Health policy was a popular issue in the closing weeks of the Georgia General Assembly, as would be expected for a session interrupted by a pandemic. Among the healthcare legislation passed in the waning days that should be highlighted and commended is a bill intended to better regulate how pharmacy benefit managers operate.
Few people are aware of the role of a pharmacy benefit manager in their lives. That’s because when a consumer fills a prescription, most entities involved are visible. The consumer picks up the drugs from a local pharmacist, representing the pharmacies. The insurance card often provided to help cover the price represents the health insurance plans. The drug itself is manufactured by the pharmaceutical company.
Tying all these entities together, however, is the less-obvious pharmacy benefit manager, or PBM. PBMs are brokers in the complex world of the pharmaceutical supply chain. The role of PBMs is not easily apparent when it comes to drug pricing, but it is vital to the way in which drugs are prescribed. If the drug industry is a hub-and-spoke model, then PBMs are at the center because of how they interact and drive every other component.
PBMs are responsible for developing and maintaining the lists (known as formularies) of covered medications for health insurers. This information helps determine a consumer’s out-of-pocket costs. PBMs also negotiate the pricing of the drugs from the manufacturers, making use of their purchasing power to establish rebates and discounts. Lastly, PBMs contract directly with pharmacies to reimburse them for the drugs they dispense.
Here is why it is important the Legislature acted.
Due to their sheer size and central role in the supply chain, PBMs are responsible not only for the price of the drugs that health plan participants receive, but often which drugs they get. Rebates are typically calculated based on a percentage of the manufacturer list price. Although somewhat more complicated in practice, consider a scenario where the rebate is 50%: If a brand-name drug is available for $1,000 and a generic drug available for $100, a PBM would be financially incentivized to drive sales towards the brand name, with a rebate of $500 compared to $50.
Consumers – and health insurance plans – rarely receive any type of shared savings from these rebates.
If that was not confusing enough, health plans often reimburse at a higher rate for generic drugs than what the PBMs pays the pharmacy. This is known as “spread pricing.” Once again, the PBMs retain the difference.
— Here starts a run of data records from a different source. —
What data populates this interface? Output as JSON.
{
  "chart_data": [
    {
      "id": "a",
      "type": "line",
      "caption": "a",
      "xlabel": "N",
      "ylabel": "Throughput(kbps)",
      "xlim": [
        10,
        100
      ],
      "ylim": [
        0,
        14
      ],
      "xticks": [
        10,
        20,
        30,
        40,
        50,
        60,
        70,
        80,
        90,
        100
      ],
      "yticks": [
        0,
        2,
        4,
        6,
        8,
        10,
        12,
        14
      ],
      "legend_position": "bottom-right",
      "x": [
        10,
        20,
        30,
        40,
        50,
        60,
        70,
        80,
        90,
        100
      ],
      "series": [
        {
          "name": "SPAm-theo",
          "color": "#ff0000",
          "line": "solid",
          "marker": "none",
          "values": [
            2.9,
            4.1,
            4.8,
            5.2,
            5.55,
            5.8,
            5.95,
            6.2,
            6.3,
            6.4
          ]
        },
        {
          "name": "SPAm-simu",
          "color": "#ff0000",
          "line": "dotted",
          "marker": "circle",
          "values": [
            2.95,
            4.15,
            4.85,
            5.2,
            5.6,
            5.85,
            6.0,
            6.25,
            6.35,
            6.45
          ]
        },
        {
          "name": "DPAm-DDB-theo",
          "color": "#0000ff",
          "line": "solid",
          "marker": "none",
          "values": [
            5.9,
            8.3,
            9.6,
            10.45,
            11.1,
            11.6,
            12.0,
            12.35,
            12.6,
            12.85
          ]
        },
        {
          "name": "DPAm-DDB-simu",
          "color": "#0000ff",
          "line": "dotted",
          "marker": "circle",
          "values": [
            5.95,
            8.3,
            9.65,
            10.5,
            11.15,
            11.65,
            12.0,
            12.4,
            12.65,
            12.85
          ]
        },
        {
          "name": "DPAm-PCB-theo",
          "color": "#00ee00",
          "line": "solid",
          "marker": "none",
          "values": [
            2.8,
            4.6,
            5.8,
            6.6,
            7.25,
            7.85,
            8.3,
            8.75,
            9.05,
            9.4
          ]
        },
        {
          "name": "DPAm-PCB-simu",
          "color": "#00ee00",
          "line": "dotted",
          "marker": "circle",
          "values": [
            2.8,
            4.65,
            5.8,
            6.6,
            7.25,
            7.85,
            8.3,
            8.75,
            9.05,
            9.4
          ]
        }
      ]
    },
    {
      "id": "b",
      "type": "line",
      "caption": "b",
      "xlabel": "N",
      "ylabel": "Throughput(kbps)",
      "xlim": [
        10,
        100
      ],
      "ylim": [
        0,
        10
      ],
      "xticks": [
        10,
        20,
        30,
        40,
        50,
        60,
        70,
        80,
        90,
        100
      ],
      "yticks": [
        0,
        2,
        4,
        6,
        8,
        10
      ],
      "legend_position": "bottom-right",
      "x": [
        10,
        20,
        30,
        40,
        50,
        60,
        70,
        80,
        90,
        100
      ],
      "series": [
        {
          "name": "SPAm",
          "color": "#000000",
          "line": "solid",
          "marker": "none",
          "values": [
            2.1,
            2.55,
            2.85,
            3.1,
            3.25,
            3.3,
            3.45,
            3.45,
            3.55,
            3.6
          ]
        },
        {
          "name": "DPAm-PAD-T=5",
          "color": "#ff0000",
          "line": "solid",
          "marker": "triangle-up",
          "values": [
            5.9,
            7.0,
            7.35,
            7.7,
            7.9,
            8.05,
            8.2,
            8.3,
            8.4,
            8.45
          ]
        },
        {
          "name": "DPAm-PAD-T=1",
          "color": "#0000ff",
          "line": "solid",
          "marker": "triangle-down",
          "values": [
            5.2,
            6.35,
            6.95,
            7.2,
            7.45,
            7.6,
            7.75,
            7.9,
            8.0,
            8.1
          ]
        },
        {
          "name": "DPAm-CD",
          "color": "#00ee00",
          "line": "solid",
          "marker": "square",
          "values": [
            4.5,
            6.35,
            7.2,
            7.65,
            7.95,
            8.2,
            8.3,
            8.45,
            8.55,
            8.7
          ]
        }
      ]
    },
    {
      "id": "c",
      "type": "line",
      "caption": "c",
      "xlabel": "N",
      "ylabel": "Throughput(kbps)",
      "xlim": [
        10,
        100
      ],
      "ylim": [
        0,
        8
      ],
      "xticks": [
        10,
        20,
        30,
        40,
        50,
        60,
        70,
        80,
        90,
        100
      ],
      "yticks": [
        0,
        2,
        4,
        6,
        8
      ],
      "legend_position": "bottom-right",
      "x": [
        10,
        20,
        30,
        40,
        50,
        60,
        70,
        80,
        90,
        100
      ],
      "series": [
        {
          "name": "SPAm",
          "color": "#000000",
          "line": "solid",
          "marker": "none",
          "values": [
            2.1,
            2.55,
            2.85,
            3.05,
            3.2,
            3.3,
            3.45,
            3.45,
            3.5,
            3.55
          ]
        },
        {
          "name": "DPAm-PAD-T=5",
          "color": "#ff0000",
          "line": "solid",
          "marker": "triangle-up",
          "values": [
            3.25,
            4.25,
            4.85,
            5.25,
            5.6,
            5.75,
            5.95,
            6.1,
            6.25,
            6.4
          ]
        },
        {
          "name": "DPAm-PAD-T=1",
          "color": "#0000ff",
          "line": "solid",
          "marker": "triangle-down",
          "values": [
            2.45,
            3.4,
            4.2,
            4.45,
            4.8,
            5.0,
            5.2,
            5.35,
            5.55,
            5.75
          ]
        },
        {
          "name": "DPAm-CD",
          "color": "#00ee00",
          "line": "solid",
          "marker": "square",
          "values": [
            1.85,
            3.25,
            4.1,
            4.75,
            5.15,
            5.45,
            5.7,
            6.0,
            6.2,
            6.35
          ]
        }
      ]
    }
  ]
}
To reduce this practice, the Legislature passed a bill that would open PBMs to auditing by the state and offer public price transparency.
PBMs have not always acted in this manner. After their creation in the late 1960s, they were essential to filling prescriptions in a timely and efficient manner and keeping drug prices low. Early on, as independent brokers, they used their large networks of covered lives to negotiate independently with both pharmacies and manufacturers and ensure those savings were passed along to health plans and consumers.
As a result, pharmacies and insurers rushed to embrace PBMs. Today, three major PBMs control nearly 80% of the U.S. market representing more than 180 million Americans. Hence the second bill the Legislature passed.
Once pharmacy conglomerates (like CVS) acquired their own PBMs (like Caremark, now CVS Health), they took charge of setting the drug prices, leading to higher prices for drugs in independent pharmacies than in their own pharmacies. Further diminishing competition, they took to direct-marketing their affiliated pharmacies to beneficiaries, which is known as steering.
The new legislation would reduce these practices by prohibiting PBMs from directly marketing or requiring plan participants to use their affiliated pharmacies.
Transparency efforts such as these are among the steps Georgia can take to bring down healthcare costs. Healthcare economists see it as “competition.” Consumers will see it as “choice.” Everyone, including PBMs, should see it as a positive move.